MSU's Crisis Forum: An Academic Conversation about Communication and the Abuse Scandal

 

Please join a group of colleagues to share our understanding of key communication issues related to the sex abuse scandal as it continues to unfold at MSU. We will meet at noon on Friday, February 9th, in the Quello Center Meeting Room. The Chatham House Rule will be followed. Bring a lunch if you wish. 

Since the sentencing of Larry Nasser, MSU officials and the institution itself have been the target of serious criticisms as well as venomous attacks, such as on social media. Given the serious harms to many victims and survivors, the toxic environment created around these events is understandable. But while the many and varied reactions to the discoveries and (in)actions over the last months and years are understandable, they put us – as members of this institution – in awkward situations unlike any that academics are accustomed. They range from: Should I wear my MSU tee shirt to should I speak with a reporter, and if so, what should I say? Is my career or my university going to be forever tarnished? Because we are a multi-disciplinary faculty with a College of Communication Arts & Sciences, we should have answers to these and many other often unasked big and little questions. Because we are academics, we should be asking these questions and more as we try to take positive steps forward. 

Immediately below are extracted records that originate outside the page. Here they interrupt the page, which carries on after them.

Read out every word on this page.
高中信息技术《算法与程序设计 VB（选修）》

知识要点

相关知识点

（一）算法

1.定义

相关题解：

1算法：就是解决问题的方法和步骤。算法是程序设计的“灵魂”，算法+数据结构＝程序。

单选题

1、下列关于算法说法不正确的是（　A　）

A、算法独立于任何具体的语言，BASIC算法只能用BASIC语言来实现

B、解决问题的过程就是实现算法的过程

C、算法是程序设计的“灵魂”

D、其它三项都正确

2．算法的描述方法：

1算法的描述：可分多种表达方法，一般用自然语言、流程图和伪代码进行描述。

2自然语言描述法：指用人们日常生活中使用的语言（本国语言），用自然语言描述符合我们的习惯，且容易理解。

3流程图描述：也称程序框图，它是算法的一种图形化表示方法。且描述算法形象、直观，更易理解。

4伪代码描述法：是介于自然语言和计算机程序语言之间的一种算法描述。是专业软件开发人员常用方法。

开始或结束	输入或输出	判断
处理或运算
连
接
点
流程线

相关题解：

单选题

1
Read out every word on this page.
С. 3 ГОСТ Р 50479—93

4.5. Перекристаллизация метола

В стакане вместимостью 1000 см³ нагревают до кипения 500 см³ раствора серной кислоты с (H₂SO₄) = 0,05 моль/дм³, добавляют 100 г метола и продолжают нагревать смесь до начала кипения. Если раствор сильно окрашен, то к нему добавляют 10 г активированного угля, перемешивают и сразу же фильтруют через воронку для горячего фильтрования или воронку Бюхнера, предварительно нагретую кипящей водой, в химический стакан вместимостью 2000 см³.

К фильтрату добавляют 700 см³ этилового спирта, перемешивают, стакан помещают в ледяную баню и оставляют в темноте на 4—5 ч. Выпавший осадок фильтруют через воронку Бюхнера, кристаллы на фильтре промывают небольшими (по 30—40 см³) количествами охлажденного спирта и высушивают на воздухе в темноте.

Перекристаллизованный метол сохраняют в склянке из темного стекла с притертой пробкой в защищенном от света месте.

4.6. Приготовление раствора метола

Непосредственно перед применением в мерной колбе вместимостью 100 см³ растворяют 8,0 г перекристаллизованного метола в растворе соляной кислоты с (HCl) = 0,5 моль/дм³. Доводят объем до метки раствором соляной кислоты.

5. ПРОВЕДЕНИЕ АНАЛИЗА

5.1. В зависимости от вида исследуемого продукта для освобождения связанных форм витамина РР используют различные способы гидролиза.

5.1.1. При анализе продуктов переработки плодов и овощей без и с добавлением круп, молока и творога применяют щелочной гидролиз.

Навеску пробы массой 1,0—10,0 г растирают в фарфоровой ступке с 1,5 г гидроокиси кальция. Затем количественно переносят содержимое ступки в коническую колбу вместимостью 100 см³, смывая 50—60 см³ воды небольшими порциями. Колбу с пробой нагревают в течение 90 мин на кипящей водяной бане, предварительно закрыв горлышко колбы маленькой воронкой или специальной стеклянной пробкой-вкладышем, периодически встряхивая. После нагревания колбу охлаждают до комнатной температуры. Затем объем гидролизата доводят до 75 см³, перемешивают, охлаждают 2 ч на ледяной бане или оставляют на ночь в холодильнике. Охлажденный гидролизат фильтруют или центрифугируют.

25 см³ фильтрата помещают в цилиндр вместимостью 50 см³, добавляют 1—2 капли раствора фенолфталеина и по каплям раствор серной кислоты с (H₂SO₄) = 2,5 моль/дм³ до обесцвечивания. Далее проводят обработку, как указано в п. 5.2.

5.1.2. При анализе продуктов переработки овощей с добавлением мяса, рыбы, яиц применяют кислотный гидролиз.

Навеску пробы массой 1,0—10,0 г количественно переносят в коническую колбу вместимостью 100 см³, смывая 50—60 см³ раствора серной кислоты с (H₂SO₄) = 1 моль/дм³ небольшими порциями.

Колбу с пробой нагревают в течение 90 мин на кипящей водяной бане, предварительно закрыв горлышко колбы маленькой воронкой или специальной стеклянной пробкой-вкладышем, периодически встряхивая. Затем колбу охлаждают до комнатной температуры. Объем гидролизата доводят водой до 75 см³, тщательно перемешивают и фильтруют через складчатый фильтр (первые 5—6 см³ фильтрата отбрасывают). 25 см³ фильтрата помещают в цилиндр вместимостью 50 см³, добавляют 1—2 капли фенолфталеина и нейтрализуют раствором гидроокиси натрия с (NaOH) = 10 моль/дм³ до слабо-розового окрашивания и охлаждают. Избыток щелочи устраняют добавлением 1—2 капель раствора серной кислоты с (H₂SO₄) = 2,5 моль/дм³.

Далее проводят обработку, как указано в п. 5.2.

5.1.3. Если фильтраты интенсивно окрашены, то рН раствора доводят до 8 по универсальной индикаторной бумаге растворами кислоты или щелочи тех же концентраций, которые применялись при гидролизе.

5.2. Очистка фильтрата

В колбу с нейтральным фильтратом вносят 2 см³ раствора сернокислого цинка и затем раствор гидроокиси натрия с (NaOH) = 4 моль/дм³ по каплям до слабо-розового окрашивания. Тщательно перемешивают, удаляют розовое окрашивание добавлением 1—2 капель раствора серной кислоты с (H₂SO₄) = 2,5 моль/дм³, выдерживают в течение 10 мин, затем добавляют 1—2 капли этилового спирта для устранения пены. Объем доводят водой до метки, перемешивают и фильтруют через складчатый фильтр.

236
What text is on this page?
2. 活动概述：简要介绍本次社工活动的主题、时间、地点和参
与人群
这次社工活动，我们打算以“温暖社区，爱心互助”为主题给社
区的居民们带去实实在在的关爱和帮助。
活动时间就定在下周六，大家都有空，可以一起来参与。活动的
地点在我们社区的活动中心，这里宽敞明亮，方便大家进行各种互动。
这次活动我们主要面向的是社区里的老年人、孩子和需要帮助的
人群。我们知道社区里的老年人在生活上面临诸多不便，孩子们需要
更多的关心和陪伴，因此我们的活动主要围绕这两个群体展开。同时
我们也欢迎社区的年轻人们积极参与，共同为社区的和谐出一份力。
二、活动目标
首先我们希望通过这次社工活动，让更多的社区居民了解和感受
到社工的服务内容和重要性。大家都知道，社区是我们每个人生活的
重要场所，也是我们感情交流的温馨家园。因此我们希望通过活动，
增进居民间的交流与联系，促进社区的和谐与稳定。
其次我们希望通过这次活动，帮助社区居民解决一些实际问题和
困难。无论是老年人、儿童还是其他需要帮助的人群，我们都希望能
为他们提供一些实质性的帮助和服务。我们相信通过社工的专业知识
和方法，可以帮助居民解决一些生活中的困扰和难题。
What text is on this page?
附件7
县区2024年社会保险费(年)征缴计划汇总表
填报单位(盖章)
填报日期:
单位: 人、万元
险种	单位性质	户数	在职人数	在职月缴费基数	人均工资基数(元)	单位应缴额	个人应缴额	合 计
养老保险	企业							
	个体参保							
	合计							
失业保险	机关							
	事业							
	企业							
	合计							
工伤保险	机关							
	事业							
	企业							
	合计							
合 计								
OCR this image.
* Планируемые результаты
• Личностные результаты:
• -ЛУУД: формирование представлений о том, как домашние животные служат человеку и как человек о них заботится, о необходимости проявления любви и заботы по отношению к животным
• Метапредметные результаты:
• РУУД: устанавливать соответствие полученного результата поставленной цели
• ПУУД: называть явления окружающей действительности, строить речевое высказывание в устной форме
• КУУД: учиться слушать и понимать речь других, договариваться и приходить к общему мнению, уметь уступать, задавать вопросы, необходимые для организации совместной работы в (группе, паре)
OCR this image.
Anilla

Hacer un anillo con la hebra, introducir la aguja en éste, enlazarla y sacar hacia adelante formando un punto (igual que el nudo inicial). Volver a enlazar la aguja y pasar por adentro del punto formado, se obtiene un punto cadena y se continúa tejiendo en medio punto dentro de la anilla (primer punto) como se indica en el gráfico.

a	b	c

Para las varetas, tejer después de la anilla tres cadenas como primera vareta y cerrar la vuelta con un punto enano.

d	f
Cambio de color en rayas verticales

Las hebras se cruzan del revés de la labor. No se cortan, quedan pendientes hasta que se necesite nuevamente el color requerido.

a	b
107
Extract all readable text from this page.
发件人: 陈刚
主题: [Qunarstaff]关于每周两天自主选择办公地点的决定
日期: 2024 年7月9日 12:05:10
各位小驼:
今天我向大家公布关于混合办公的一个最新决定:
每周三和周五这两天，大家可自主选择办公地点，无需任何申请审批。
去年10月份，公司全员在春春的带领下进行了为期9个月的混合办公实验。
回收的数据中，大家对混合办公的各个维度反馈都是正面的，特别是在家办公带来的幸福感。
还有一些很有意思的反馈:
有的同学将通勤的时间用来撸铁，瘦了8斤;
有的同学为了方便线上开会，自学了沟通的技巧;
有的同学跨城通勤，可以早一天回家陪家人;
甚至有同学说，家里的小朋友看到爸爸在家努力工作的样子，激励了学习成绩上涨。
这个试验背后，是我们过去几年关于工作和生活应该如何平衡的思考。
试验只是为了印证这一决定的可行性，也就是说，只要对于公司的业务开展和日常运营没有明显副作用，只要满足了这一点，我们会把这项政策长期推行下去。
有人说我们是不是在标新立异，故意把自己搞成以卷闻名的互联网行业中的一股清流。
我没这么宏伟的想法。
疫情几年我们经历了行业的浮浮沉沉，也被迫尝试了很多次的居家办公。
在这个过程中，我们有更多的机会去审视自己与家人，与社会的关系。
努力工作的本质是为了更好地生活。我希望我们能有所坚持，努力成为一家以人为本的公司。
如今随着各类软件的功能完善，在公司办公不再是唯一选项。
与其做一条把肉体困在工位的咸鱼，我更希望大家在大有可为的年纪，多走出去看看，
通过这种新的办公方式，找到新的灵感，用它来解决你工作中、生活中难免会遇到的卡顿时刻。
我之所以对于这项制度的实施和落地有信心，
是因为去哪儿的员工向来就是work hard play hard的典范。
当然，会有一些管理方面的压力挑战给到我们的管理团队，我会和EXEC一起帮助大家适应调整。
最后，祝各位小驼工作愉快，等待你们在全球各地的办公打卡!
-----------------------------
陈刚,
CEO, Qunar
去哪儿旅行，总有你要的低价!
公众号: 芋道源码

After informal discussion with colleagues, the Quello Center will offer to hold the first of what could be a series of conversations about the crisis. The first meeting will be designed to address questions about how we should communicate with external audiences, a question that repeatedly came up in discussions. Time permitting, we will then try to identify other questions on each of our minds. If this meeting is helpful, additional meetings will be held to discuss selected issues, with conversations kicked off when possible, by colleagues with particular expertise in the area, who are thinking about these issues. 

In due course, it might also be possible to discuss research or related studies that could help explain many of the psychological, organizational, and other social dynamics that could enable us to understand how this abuse was possible, and what could institutions, parents, or individuals do to reduce the likelihood of such disasters. Even though there are at least eight investigations of the sex abuse scandal launched already, it is not clear that any critical academic research is underway to help explain what happened.